Schuster’s study, based on the 1994 National Health Interview Survey conducted by the Centers for Disease Control and Prevention (CDC), found that 43 percent of U.S. households with children and guns store their firearms unlocked – not in a locked place, and not locked with a trigger lock or other locking mechanism. Nine percent keep them loaded and unlocked.
The researchers, from RAND and U.C.L.A., found that 35 percent of homes with children have at least one gun. That translates to 22 million children in more than 11 million homes. In households with children, those with an adult male in the home were over three times more likely than those with only an adult female to have a firearm (41 percent vs. 12 percent).
These findings support current policy efforts to pass laws requiring trigger locks and smart guns. The carelessness of gun owners and children’s apparent access to guns in millions of homes across America also have implications for the greatly divergent gun control positions of Texas Gov. George W. Bush and Vice President Al Gore.
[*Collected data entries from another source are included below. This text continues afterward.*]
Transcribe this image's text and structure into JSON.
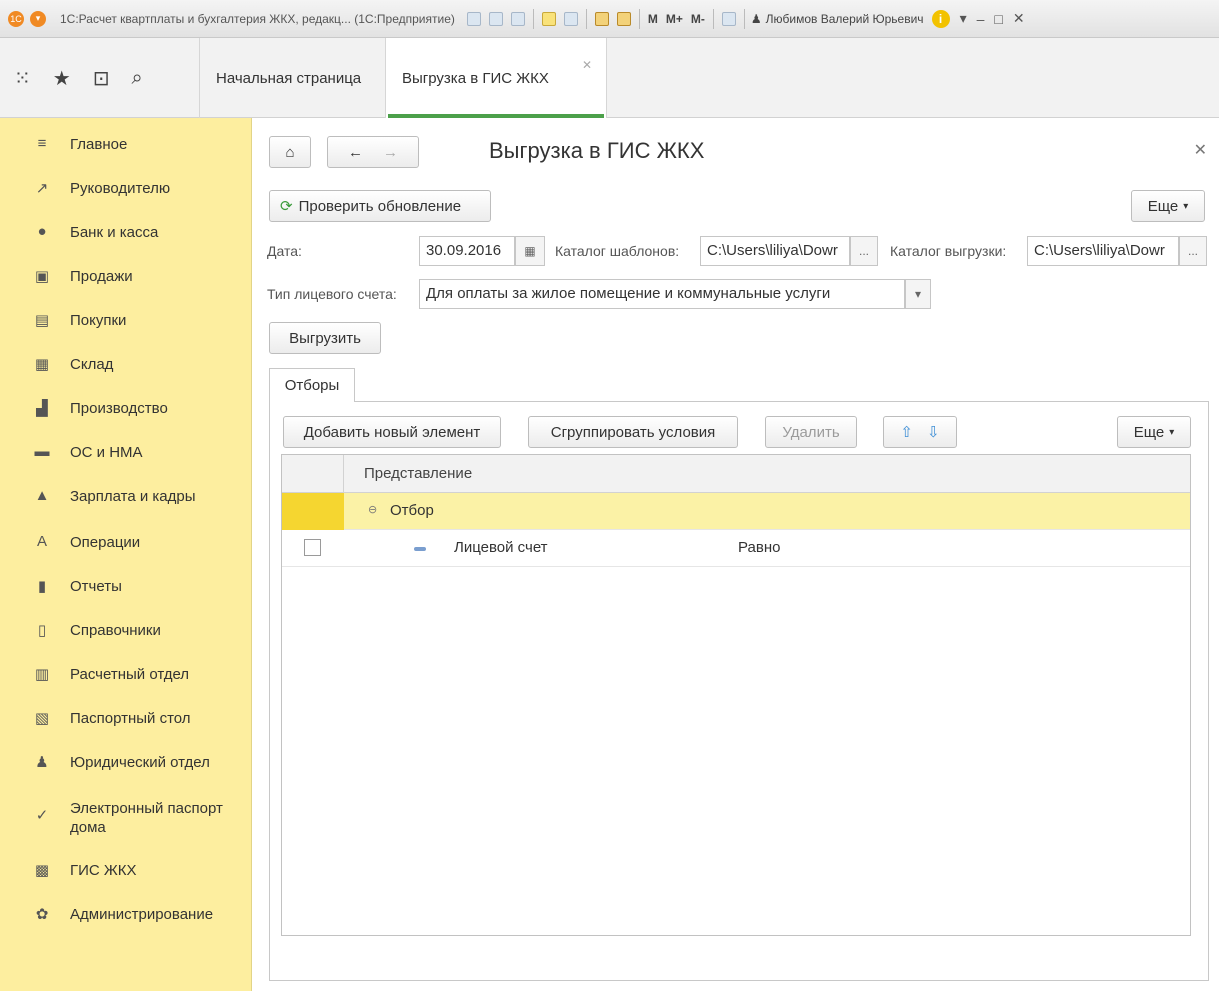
{
  "window": {
    "title": "1С:Расчет квартплаты и бухгалтерия ЖКХ, редакц... (1С:Предприятие)",
    "m_buttons": [
      "M",
      "M+",
      "M-"
    ],
    "user": "Любимов Валерий Юрьевич"
  },
  "tabs": [
    {
      "label": "Начальная страница"
    },
    {
      "label": "Выгрузка в ГИС ЖКХ"
    }
  ],
  "sidebar": {
    "items": [
      {
        "label": "Главное",
        "icon": "≡"
      },
      {
        "label": "Руководителю",
        "icon": "↗"
      },
      {
        "label": "Банк и касса",
        "icon": "●"
      },
      {
        "label": "Продажи",
        "icon": "▣"
      },
      {
        "label": "Покупки",
        "icon": "▤"
      },
      {
        "label": "Склад",
        "icon": "▦"
      },
      {
        "label": "Производство",
        "icon": "▟"
      },
      {
        "label": "ОС и НМА",
        "icon": "▬"
      },
      {
        "label": "Зарплата и кадры",
        "icon": "▲"
      },
      {
        "label": "Операции",
        "icon": "A"
      },
      {
        "label": "Отчеты",
        "icon": "▮"
      },
      {
        "label": "Справочники",
        "icon": "▯"
      },
      {
        "label": "Расчетный отдел",
        "icon": "▥"
      },
      {
        "label": "Паспортный стол",
        "icon": "▧"
      },
      {
        "label": "Юридический отдел",
        "icon": "♟"
      },
      {
        "label": "Электронный паспорт",
        "label2": "дома",
        "icon": "✓"
      },
      {
        "label": "ГИС ЖКХ",
        "icon": "▩"
      },
      {
        "label": "Администрирование",
        "icon": "✿"
      }
    ]
  },
  "form": {
    "title": "Выгрузка в ГИС ЖКХ",
    "check_update": "Проверить обновление",
    "more": "Еще",
    "date_label": "Дата:",
    "date_value": "30.09.2016",
    "templates_label": "Каталог шаблонов:",
    "templates_value": "C:\\Users\\liliya\\Dowr",
    "export_dir_label": "Каталог выгрузки:",
    "export_dir_value": "C:\\Users\\liliya\\Dowr",
    "account_type_label": "Тип лицевого счета:",
    "account_type_value": "Для оплаты за жилое помещение и коммунальные услуги",
    "export_button": "Выгрузить",
    "ellipsis": "..."
  },
  "filters": {
    "tab_label": "Отборы",
    "add_button": "Добавить новый элемент",
    "group_button": "Сгруппировать условия",
    "delete_button": "Удалить",
    "more": "Еще",
    "column_header": "Представление",
    "rows": [
      {
        "text": "Отбор",
        "group": true
      },
      {
        "text": "Лицевой счет",
        "condition": "Равно"
      }
    ]
  }
}
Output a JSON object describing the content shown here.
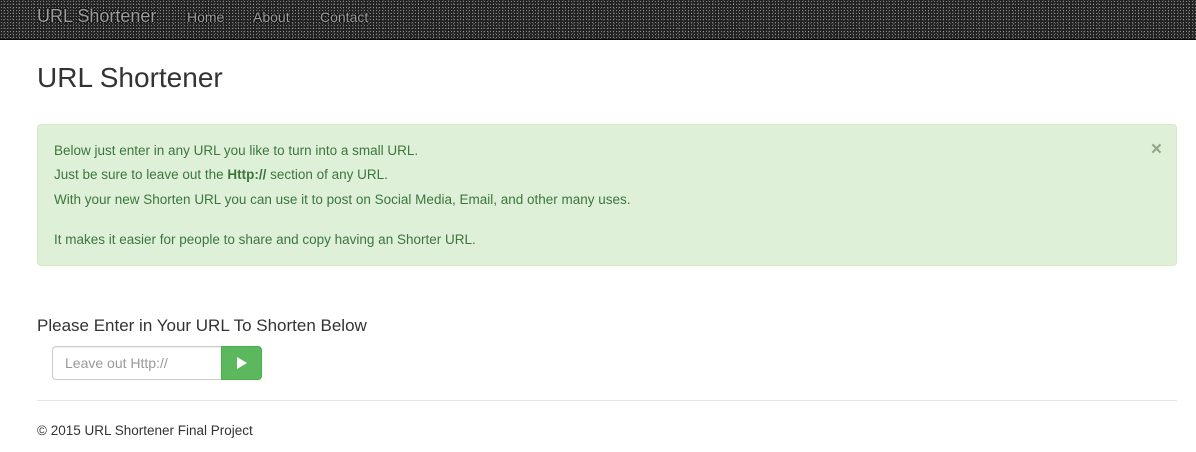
{
  "navbar": {
    "brand": "URL Shortener",
    "links": [
      "Home",
      "About",
      "Contact"
    ]
  },
  "page": {
    "title": "URL Shortener"
  },
  "alert": {
    "line1": "Below just enter in any URL you like to turn into a small URL.",
    "line2_before": "Just be sure to leave out the ",
    "line2_bold": "Http://",
    "line2_after": " section of any URL.",
    "line3": "With your new Shorten URL you can use it to post on Social Media, Email, and other many uses.",
    "line4": "It makes it easier for people to share and copy having an Shorter URL.",
    "close_symbol": "×"
  },
  "form": {
    "heading": "Please Enter in Your URL To Shorten Below",
    "input_placeholder": "Leave out Http://",
    "input_value": "",
    "submit_icon": "play-icon"
  },
  "footer": {
    "text": "© 2015 URL Shortener Final Project"
  },
  "colors": {
    "alert_background": "#dff0d8",
    "alert_text": "#3c763d",
    "button_green": "#5cb85c",
    "navbar_dark": "#222222"
  }
}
Meanwhile, the American Academy of Pediatrics (AAP) announced new recommendations in April to help prevent teen suicides by removing guns from the home. The policy recommends that pediatricians routinely ask their patients about guns in the home, because firearms are the leading cause of death by suicide. Suicide among 15-to-18-year-olds has increased about 300 percent since the 1950s, and the chair of the AAP’s committee on adolescents believes it is related to increased availability of guns.
Trigger locks and hiding guns are unlikely to work with adolescents, so AAP recommends that “parents get guns and ammunition out of the house” if there are any concerns about depression or possible suicide. Even though these teens may try other methods to kill themselves, most other methods are less lethal. For example, if they take a drug overdose, their lives can often be saved.
The group also advises that there are warning signs of possible suicide, such as a history of depression, a previous suicide attempt, a family history of psychiatric disorders, or family disruption. In addition, alcohol is involved in half of suicides.
Although the group’s recommendations are focused on pediatricians, they are equally relevant to youth workers. Youth workers have potentially even more opportunities to ask questions and provide guidance aimed at removing guns from the homes of adolescents.